Depuis son arrivée chez Ferrari en 2019, Charles Leclerc utilisait un logiciel de volant stable et épuré, distinct de celui de ses prédécesseurs. Cette interface lui permettait de consulter les informations essentielles de manière claire, sans modifications majeures au fil des saisons. Cependant, en 2026, le pilote a décidé d’apporter une modification importante à ce logiciel, marquant une évolution notable dans la manière dont il reçoit et analyse les données pendant les courses.
Cette refonte du logiciel du volant de Leclerc se traduit par un déplacement de plusieurs paramètres vers la gauche de l’écran, présentés dans de petites boîtes. Parmi ces données figurent la vitesse, le régime moteur, le nombre de tours effectués et restants, ainsi que l’équilibre de freinage. Ce réagencement libère le centre de l’affichage, qui est désormais dédié en permanence à la visualisation des températures des pneus et des freins, des informations auparavant accessibles uniquement via des pages secondaires.

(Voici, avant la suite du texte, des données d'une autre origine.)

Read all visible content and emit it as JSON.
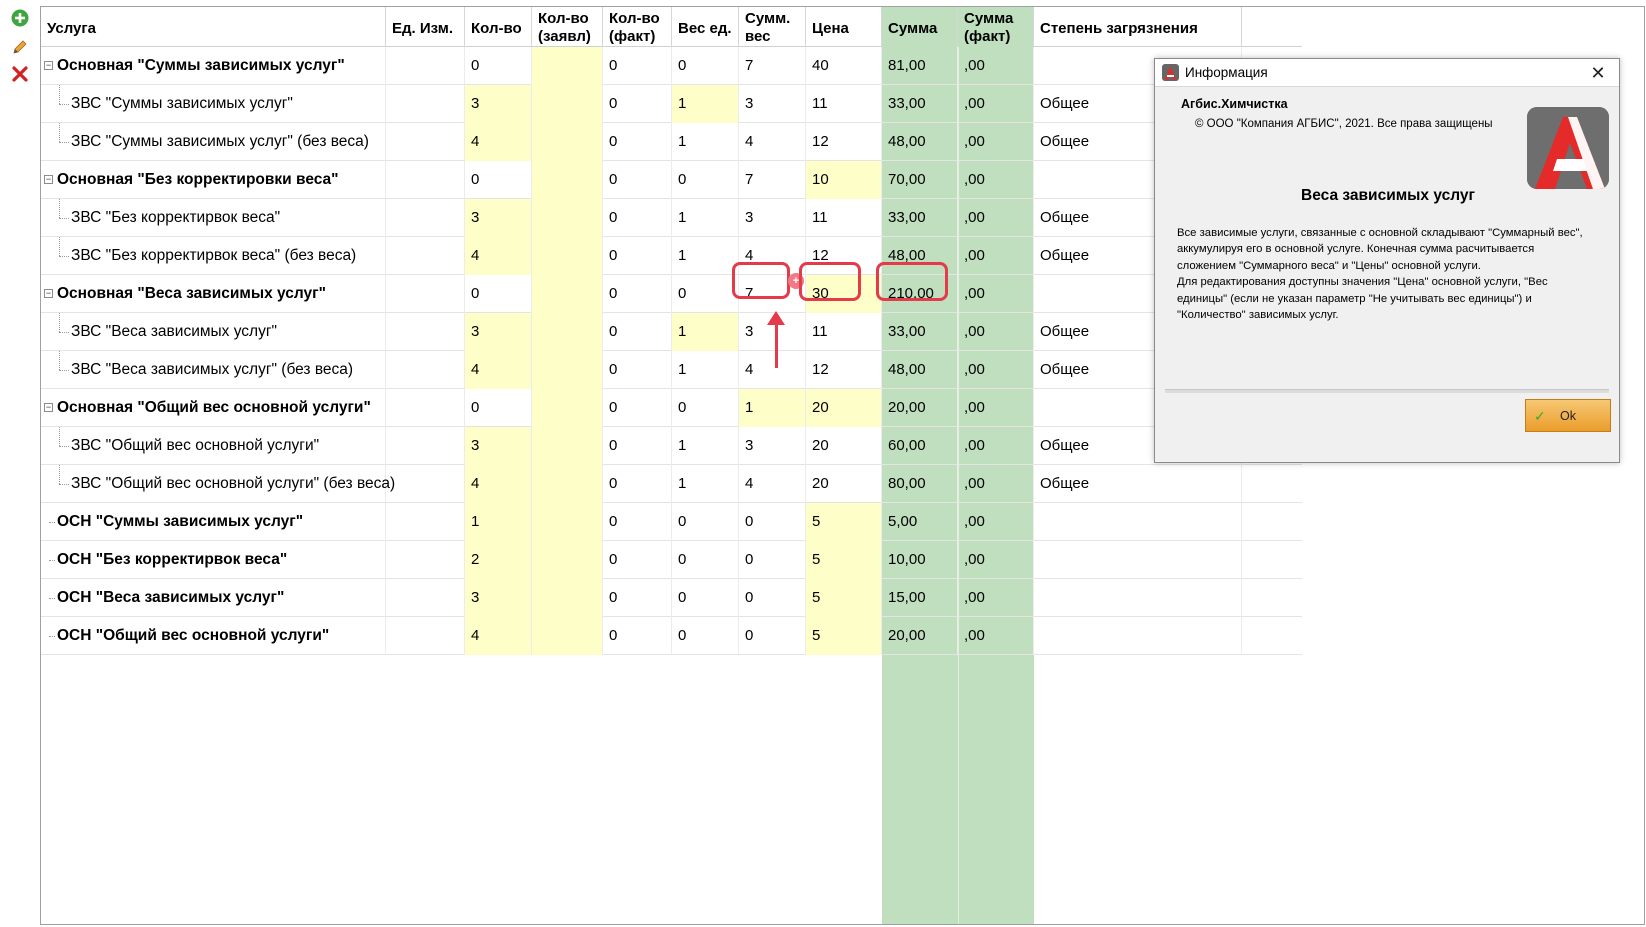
{
  "toolbar": {
    "add_icon": "add-icon",
    "edit_icon": "edit-icon",
    "delete_icon": "delete-icon"
  },
  "colors": {
    "yellow_cell": "#fefec8",
    "green_column": "#bfdfbf",
    "highlight": "#e43a4a",
    "ok_button": "#efae45"
  },
  "columns": [
    {
      "key": "service",
      "label": "Услуга"
    },
    {
      "key": "unit",
      "label": "Ед. Изм."
    },
    {
      "key": "qty",
      "label": "Кол-во"
    },
    {
      "key": "qty_decl",
      "label": "Кол-во (заявл)"
    },
    {
      "key": "qty_fact",
      "label": "Кол-во (факт)"
    },
    {
      "key": "unit_weight",
      "label": "Вес ед."
    },
    {
      "key": "sum_weight",
      "label": "Сумм. вес"
    },
    {
      "key": "price",
      "label": "Цена"
    },
    {
      "key": "sum",
      "label": "Сумма"
    },
    {
      "key": "sum_fact",
      "label": "Сумма (факт)"
    },
    {
      "key": "soil",
      "label": "Степень загрязнения"
    }
  ],
  "rows": [
    {
      "name": "Основная \"Суммы зависимых услуг\"",
      "bold": true,
      "expander": "-",
      "qty": "0",
      "qty_fact": "0",
      "unit_weight": "0",
      "sum_weight": "7",
      "price": "40",
      "sum": "81,00",
      "sum_fact": ",00",
      "soil": "",
      "y_qty": false,
      "y_w": false,
      "y_p": false
    },
    {
      "name": "ЗВС \"Суммы зависимых услуг\"",
      "bold": false,
      "child": true,
      "qty": "3",
      "qty_fact": "0",
      "unit_weight": "1",
      "sum_weight": "3",
      "price": "11",
      "sum": "33,00",
      "sum_fact": ",00",
      "soil": "Общее",
      "y_qty": true,
      "y_w": true,
      "y_p": false
    },
    {
      "name": "ЗВС \"Суммы зависимых услуг\" (без веса)",
      "bold": false,
      "child": true,
      "qty": "4",
      "qty_fact": "0",
      "unit_weight": "1",
      "sum_weight": "4",
      "price": "12",
      "sum": "48,00",
      "sum_fact": ",00",
      "soil": "Общее",
      "y_qty": true,
      "y_w": false,
      "y_p": false
    },
    {
      "name": "Основная \"Без корректировки веса\"",
      "bold": true,
      "expander": "-",
      "qty": "0",
      "qty_fact": "0",
      "unit_weight": "0",
      "sum_weight": "7",
      "price": "10",
      "sum": "70,00",
      "sum_fact": ",00",
      "soil": "",
      "y_qty": false,
      "y_w": false,
      "y_p": true
    },
    {
      "name": "ЗВС \"Без корректирвок веса\"",
      "bold": false,
      "child": true,
      "qty": "3",
      "qty_fact": "0",
      "unit_weight": "1",
      "sum_weight": "3",
      "price": "11",
      "sum": "33,00",
      "sum_fact": ",00",
      "soil": "Общее",
      "y_qty": true,
      "y_w": false,
      "y_p": false
    },
    {
      "name": "ЗВС \"Без корректирвок веса\" (без веса)",
      "bold": false,
      "child": true,
      "qty": "4",
      "qty_fact": "0",
      "unit_weight": "1",
      "sum_weight": "4",
      "price": "12",
      "sum": "48,00",
      "sum_fact": ",00",
      "soil": "Общее",
      "y_qty": true,
      "y_w": false,
      "y_p": false
    },
    {
      "name": "Основная \"Веса зависимых услуг\"",
      "bold": true,
      "expander": "-",
      "qty": "0",
      "qty_fact": "0",
      "unit_weight": "0",
      "sum_weight": "7",
      "price": "30",
      "sum": "210,00",
      "sum_fact": ",00",
      "soil": "",
      "y_qty": false,
      "y_w": false,
      "y_p": true
    },
    {
      "name": "ЗВС \"Веса зависимых услуг\"",
      "bold": false,
      "child": true,
      "qty": "3",
      "qty_fact": "0",
      "unit_weight": "1",
      "sum_weight": "3",
      "price": "11",
      "sum": "33,00",
      "sum_fact": ",00",
      "soil": "Общее",
      "y_qty": true,
      "y_w": true,
      "y_p": false
    },
    {
      "name": "ЗВС \"Веса зависимых услуг\" (без веса)",
      "bold": false,
      "child": true,
      "qty": "4",
      "qty_fact": "0",
      "unit_weight": "1",
      "sum_weight": "4",
      "price": "12",
      "sum": "48,00",
      "sum_fact": ",00",
      "soil": "Общее",
      "y_qty": true,
      "y_w": false,
      "y_p": false
    },
    {
      "name": "Основная \"Общий вес основной услуги\"",
      "bold": true,
      "expander": "-",
      "qty": "0",
      "qty_fact": "0",
      "unit_weight": "0",
      "sum_weight": "1",
      "price": "20",
      "sum": "20,00",
      "sum_fact": ",00",
      "soil": "",
      "y_qty": false,
      "y_w": false,
      "y_sw": true,
      "y_p": true
    },
    {
      "name": "ЗВС \"Общий вес основной услуги\"",
      "bold": false,
      "child": true,
      "qty": "3",
      "qty_fact": "0",
      "unit_weight": "1",
      "sum_weight": "3",
      "price": "20",
      "sum": "60,00",
      "sum_fact": ",00",
      "soil": "Общее",
      "y_qty": true,
      "y_w": false,
      "y_p": false
    },
    {
      "name": "ЗВС \"Общий вес основной услуги\" (без веса)",
      "bold": false,
      "child": true,
      "qty": "4",
      "qty_fact": "0",
      "unit_weight": "1",
      "sum_weight": "4",
      "price": "20",
      "sum": "80,00",
      "sum_fact": ",00",
      "soil": "Общее",
      "y_qty": true,
      "y_w": false,
      "y_p": false
    },
    {
      "name": "ОСН \"Суммы зависимых услуг\"",
      "bold": true,
      "qty": "1",
      "qty_fact": "0",
      "unit_weight": "0",
      "sum_weight": "0",
      "price": "5",
      "sum": "5,00",
      "sum_fact": ",00",
      "soil": "",
      "y_qty": true,
      "y_w": false,
      "y_p": true
    },
    {
      "name": "ОСН \"Без корректирвок веса\"",
      "bold": true,
      "qty": "2",
      "qty_fact": "0",
      "unit_weight": "0",
      "sum_weight": "0",
      "price": "5",
      "sum": "10,00",
      "sum_fact": ",00",
      "soil": "",
      "y_qty": true,
      "y_w": false,
      "y_p": true
    },
    {
      "name": "ОСН \"Веса зависимых услуг\"",
      "bold": true,
      "qty": "3",
      "qty_fact": "0",
      "unit_weight": "0",
      "sum_weight": "0",
      "price": "5",
      "sum": "15,00",
      "sum_fact": ",00",
      "soil": "",
      "y_qty": true,
      "y_w": false,
      "y_p": true
    },
    {
      "name": "ОСН \"Общий вес основной услуги\"",
      "bold": true,
      "qty": "4",
      "qty_fact": "0",
      "unit_weight": "0",
      "sum_weight": "0",
      "price": "5",
      "sum": "20,00",
      "sum_fact": ",00",
      "soil": "",
      "y_qty": true,
      "y_w": false,
      "y_p": true
    }
  ],
  "annotation": {
    "plus_symbol": "+"
  },
  "dialog": {
    "title": "Информация",
    "close_symbol": "✕",
    "app_name": "Агбис.Химчистка",
    "copyright": "© ООО \"Компания АГБИС\", 2021. Все права защищены",
    "heading": "Веса зависимых услуг",
    "body_lines": [
      "Все зависимые услуги, связанные с основной складывают \"Суммарный вес\",",
      "аккумулируя его в основной услуге. Конечная сумма расчитывается",
      "сложением \"Суммарного веса\" и \"Цены\" основной услуги.",
      "Для редактирования доступны значения \"Цена\" основной услуги, \"Вес",
      "единицы\" (если не указан параметр \"Не учитывать вес единицы\") и",
      "\"Количество\" зависимых услуг."
    ],
    "ok_label": "Ok",
    "check_symbol": "✓"
  }
}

Un autre ajout notable est un indicateur vertical situé à droite de l’écran, qui renseigne en temps réel sur le fonctionnement du MGU-K. Ce dernier montre quand le système déploie de l’énergie ou récupère celle-ci en mode harvest. Le système d’indication du boost électrique a également été revu : cinq petits points rouges indiquent désormais la durée possible d’utilisation du boost. Enfin, un indicateur spécifique au turbo a été intégré, particulièrement utile lors des départs de course. Cet indicateur affiche une échelle en pourcentage avec un code couleur (rouge, blanc, vert) pour signaler quand le turbo est prêt, ce qui est crucial dans le contexte des nouvelles restrictions techniques de 2026.
Ces changements ne résultent pas d’une obligation réglementaire, puisque la majorité des équipes ont conservé des interfaces proches de celles de la saison précédente. Leclerc a donc saisi l’opportunité d’adapter son affichage à ses besoins personnels, cherchant à optimiser la manière dont il reçoit les informations pendant la course. Cette liberté de personnalisation est également offerte par Ferrari à ses pilotes, comme en témoigne l’exemple de Lewis Hamilton, qui a demandé une interface proche de celle utilisée chez Mercedes.
Cette évolution du logiciel de volant illustre l’importance croissante accordée à l’ergonomie et à la personnalisation des outils de pilotage dans la catégorie reine du sport automobile. En facilitant l’accès aux données clés en temps réel, Leclerc peut potentiellement améliorer sa gestion de la voiture et sa prise de décision en course, même si l’impact direct de ces modifications sur ses performances n’a pas été précisé.
Dans un championnat où chaque détail compte, l’adaptation des interfaces de pilotage représente un axe supplémentaire pour les pilotes et les équipes afin de maximiser leur efficacité. La démarche de Leclerc souligne aussi la volonté de Ferrari de proposer à ses pilotes des outils sur mesure, adaptés à leurs préférences et à leur style de pilotage.
Cette initiative technique s’inscrit dans un contexte où les évolutions réglementaires de 2026 imposent de nouvelles contraintes, notamment sur la gestion du turbo et de l’énergie électrique. L’intégration d’indicateurs spécifiques pour ces éléments témoigne d’une attention particulière portée à ces aspects, essentiels pour optimiser la performance en course.
Le choix de Leclerc de modifier son logiciel de volant après plusieurs années avec la même interface montre une volonté d’adaptation et d’innovation dans sa manière d’aborder les courses. Ce type d’ajustement, bien que discret, peut contribuer à affiner la communication entre le pilote et son équipe, ainsi qu’à mieux exploiter les capacités techniques de la voiture.
Ce développement technique offre un aperçu des efforts continus réalisés dans le paddock pour améliorer les outils à disposition des pilotes, tout en respectant les contraintes imposées par le règlement. Il illustre aussi la diversité des approches adoptées par les pilotes pour optimiser leur performance, en fonction de leurs besoins spécifiques et de leur ressenti en piste.